Pourtant, si l'avenir confirme
que la méthode du Pr Lanza évite la destruction des embryons, doit-on
conclure que toutes les difficultés éthiques sont contournées ? Non,
estime Mgr Sgreccia, président de l'Académie Pontificale pour la
Vie, car cette technique repose sur la procréation in vitro
d'embryon et nécessite toujours une "manipulation" de l'embryon
humain dont il ne retirera aucun bénéfice. Pour Axel Kahn : "à
l'évidence, non. Quand elle est dérivée d'un blastocyte, la cellule
souche embryonnaire ne peut jamais être considérée comme un embryon -
elle ne peut jamais, à elle seule, donner un bébé". Mais, "une
cellule isolée d'un embryon de huit ou dix cellules
[NDLR : telle qu'utilisée par l'équipe du
Pr Lanza] peut, dans certaines
conditions, donner un bébé. Pour ceux qui auraient une conception très
large de l'embryon, utiliser la cellule souche embryonnaire d'un de ces
embryons pourrait donc entraîner, de facto, leur destruction".

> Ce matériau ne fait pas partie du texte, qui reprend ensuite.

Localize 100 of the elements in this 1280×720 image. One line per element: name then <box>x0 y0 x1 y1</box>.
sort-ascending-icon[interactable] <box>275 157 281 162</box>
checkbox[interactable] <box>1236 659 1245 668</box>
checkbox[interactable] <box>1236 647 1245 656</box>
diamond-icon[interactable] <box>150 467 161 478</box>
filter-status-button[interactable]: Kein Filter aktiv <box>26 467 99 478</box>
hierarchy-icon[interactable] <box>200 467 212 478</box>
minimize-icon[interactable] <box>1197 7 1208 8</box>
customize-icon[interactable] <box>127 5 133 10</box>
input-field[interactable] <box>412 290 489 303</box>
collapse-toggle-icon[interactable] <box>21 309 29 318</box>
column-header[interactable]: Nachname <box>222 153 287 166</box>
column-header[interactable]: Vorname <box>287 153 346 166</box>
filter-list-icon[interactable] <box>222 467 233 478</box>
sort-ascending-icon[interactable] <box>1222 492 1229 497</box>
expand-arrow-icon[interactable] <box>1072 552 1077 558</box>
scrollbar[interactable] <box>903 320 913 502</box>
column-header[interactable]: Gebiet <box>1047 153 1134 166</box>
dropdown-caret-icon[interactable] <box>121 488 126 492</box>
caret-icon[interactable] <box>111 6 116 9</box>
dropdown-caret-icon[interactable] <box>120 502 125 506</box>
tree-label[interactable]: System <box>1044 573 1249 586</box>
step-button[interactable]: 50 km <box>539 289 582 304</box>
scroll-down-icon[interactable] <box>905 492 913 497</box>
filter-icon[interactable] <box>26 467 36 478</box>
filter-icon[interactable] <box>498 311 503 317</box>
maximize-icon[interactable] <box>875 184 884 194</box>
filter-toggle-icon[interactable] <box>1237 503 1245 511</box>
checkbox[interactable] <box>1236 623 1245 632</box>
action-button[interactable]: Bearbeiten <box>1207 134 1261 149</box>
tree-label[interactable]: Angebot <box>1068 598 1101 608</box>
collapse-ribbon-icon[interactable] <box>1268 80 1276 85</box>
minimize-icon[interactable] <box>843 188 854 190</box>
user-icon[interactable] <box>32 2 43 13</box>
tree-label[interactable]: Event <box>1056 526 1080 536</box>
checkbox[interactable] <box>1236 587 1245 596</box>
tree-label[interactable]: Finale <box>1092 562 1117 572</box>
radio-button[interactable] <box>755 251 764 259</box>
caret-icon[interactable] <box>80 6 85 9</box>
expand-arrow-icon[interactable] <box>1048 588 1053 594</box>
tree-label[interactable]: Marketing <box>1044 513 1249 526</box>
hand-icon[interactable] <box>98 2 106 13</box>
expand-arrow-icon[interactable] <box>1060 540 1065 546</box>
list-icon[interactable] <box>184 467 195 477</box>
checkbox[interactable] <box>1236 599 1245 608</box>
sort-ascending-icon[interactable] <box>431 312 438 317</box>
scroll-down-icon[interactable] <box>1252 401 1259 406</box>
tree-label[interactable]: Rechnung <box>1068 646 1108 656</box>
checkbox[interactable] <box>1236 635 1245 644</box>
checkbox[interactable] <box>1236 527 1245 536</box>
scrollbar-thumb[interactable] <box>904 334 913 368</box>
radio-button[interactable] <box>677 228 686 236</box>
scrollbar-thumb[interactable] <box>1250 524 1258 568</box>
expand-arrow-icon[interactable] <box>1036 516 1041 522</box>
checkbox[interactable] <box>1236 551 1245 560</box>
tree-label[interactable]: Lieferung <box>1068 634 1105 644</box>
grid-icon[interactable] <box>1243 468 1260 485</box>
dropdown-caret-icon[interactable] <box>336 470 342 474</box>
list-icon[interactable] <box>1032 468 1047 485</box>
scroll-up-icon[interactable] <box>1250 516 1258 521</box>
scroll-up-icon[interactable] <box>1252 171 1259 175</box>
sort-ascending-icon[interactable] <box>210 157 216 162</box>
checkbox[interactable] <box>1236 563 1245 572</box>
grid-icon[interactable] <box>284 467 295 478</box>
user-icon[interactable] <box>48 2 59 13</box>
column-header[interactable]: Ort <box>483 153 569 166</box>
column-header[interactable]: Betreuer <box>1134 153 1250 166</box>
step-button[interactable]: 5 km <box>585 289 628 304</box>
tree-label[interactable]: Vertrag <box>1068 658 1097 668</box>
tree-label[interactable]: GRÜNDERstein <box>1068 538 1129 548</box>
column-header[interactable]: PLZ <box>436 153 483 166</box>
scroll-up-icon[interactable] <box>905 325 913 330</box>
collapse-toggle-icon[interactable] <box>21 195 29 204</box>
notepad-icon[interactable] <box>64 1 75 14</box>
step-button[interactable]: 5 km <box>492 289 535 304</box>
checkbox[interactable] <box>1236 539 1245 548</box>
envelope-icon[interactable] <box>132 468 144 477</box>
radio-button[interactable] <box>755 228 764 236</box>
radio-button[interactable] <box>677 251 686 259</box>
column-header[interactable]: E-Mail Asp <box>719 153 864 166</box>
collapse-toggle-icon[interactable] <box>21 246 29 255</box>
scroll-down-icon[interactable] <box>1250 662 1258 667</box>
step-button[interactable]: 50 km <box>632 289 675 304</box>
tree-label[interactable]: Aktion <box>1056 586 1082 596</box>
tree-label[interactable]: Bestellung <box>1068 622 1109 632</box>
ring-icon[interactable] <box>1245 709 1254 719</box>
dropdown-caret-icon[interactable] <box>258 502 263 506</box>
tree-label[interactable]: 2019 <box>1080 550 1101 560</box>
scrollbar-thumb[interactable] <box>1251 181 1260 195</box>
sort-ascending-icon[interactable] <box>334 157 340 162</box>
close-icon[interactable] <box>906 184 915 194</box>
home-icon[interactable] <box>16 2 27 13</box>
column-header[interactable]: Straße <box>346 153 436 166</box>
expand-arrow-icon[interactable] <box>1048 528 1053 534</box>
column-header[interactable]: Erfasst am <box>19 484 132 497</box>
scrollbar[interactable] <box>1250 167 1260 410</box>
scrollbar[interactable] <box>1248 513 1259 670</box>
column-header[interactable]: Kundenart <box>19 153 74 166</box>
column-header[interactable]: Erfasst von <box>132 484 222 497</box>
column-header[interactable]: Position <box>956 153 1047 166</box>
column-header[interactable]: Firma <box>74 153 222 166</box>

Par ailleurs, l'expert américain en bioéthique
Wesley J. Smith a émis de grosses réserves sur cette annonce en indiquant
que le communiqué de presse d'ACT, sur lequel se sont appuyés les médias
pour relayer l'information, est inexact. En réalité, tous les
embryons sont morts après l'extraction des cellules.
Ces affirmations sont reprises dans le
Washington Post qui rapporte que le Pr Lanza a simplement montré
qu'une seule cellule prélevée à partir d'un embryon dans les premiers
stades peut, mise en culture de manière isolée, produire une lignée de
cellules souches embryonnaires. Le journal
The Corner relate les propos du Pr Robert P. George, membre du
conseil bioéthique du Président des Etats-Unis, selon lequel 6 cellules
ont été prélevées en moyenne sur chacun des 16 embryons, qui n'ont pas
survécu. Ces 91 cellules ont été mises en culture et les chercheurs ont
réussi à constituer 2 lignées de cellules souches embryonnaires.
La firme ACT n'est pas à son
premier "coup médiatique". Déjà, en novembre 2001, le Pr Lanza avait annoncé
avoir réussi à créer
des embryons humains par clonage (cf.
revue de presse du 26/11/01) mais ce résultat n'a jamais été
confirmé ni reproduit par son équipe...
*
Human embryonic stem cell lines derived from single blastomeres,
I. Klimanskaya,
Y. Chung, S. Becker, S-J. Lu and
R. Lanza, doi:10.1038/nature05142,
published online 23/08/06
**
Embryonic and extraembryonic stem cell lines derived from single mouse
blastomeres, Y. Chung, I.
Klimanskaya, S. Becker, J. Marh, S-J. Lu, J. Johnson, L. Meisner and R.